I am not trying to discount the importance of reading the material and being able to apply the knowledge. Reading comprehension and application is important and shouldn’t be taken for granted, especially in a profession where reading is a heavy component of the work. Showing your future law school that you are able to retain information at the undergraduate level is also an important indicator of being able to retain information at the law school level. However, this can be shown just as sufficiently through grades that live in the 80 percent range in tandem with outside-of-school work and experience, as it would be shown through grades in the upper 90 percentages with only an academic life focus. At the end of the day, the law profession is a service industry, and it’s no wonder clients are asking for more innovative and creative lawyers than the professionals they’re currently receiving. Many of the lawyers we’ve seen in this practice before us lack major service industry skills because of their purely academic focus, and I too as a client would want more soft skills present in my counsel.

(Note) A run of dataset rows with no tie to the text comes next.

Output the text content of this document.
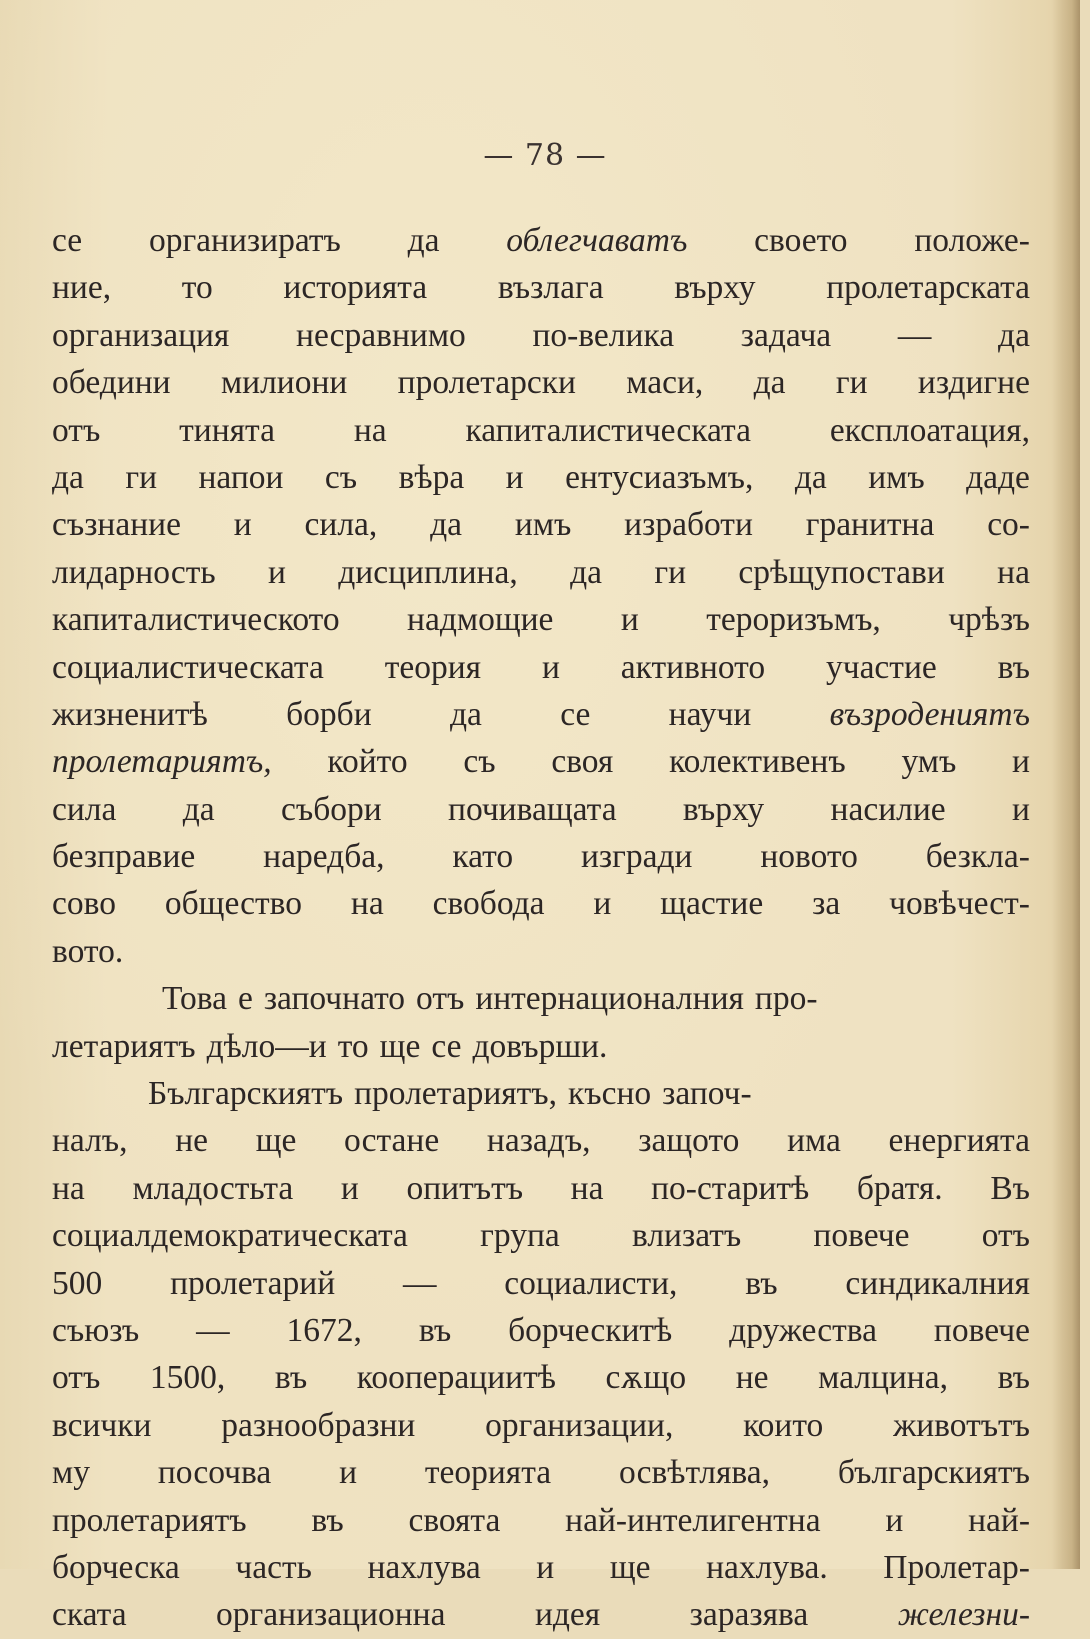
— 78 —
се организиратъ да облегчаватъ своето положе-
ние, то историята възлага върху пролетарската
организация несравнимо по-велика задача — да
обедини милиони пролетарски маси, да ги издигне
отъ тинята на капиталистическата експлоатация,
да ги напои съ вѣра и ентусиазъмъ, да имъ даде
съзнание и сила, да имъ изработи гранитна со-
лидарность и дисциплина, да ги срѣщупостави на
капиталистическото надмощие и тероризъмъ, чрѣзъ
социалистическата теория и активното участие въ
жизненитѣ борби да се научи възродениятъ
пролетариятъ, който съ своя колективенъ умъ и
сила да събори почиващата върху насилие и
безправие наредба, като изгради новото безкла-
сово общество на свобода и щастие за човѣчест-
вото.
Това е започнато отъ интернационалния про-
летариятъ дѣло—и то ще се довърши.
Българскиятъ пролетариятъ, късно започ-
налъ, не ще остане назадъ, защото има енергията
на младостьта и опитътъ на по-старитѣ братя. Въ
социалдемократическата група влизатъ повече отъ
500 пролетарий — социалисти, въ синдикалния
съюзъ — 1672, въ борческитѣ дружества повече
отъ 1500, въ кооперациитѣ сѫщо не малцина, въ
всички разнообразни организации, които животътъ
му посочва и теорията освѣтлява, българскиятъ
пролетариятъ въ своята най-интелигентна и най-
борческа часть нахлува и ще нахлува. Пролетар-
ската	организационна	идея	заразява	железни-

In summation, I believe the key to truly endorsing innovation, creativity, and collaboration is changing the things that we as students are taught to value (i.e., grades). Institutions need to foster and appreciate adaptable thinking, people skills and real world experience. Adopting this mindset early would eliminate the need for lawyers to later on take courses to essentially learn how to talk to human beings on a human being level. This is arguably a skill we should all value as residents of this planet, instead of treating it like an abnormal characteristic that isn’t found abundantly in the regular functioning of society. I would argue even, that offering these courses as learning tools is simply affirming to lawyers and students that all the skills they need to know come from a classroom. These skills are easily achievable through interactions in the world by simply stepping outside of your front door and into an assortment of diverse social situations. I agree that the three aforementioned characteristics of collaboration, creativity, and innovation are necessities for those working in this current legal world, and are not consistently present at this time. My agreement on this issue also concludes that I acknowledge there is a problem that has not been properly addressed, managed, or cared about. Hopefully as I continue my journey through law school and then (hopefully, COVID-19 willing) into the practice of law itself I will see the institutional focus on grades and LSAT scores diminish in lieu of a focus on holistic application requirements. It is a hopeful outlook, but one I think is certainly achievable. The law itself is known to be an incredibly complex grey area for interpretation, so why are we making our recruiting requirements and expectations so black and white?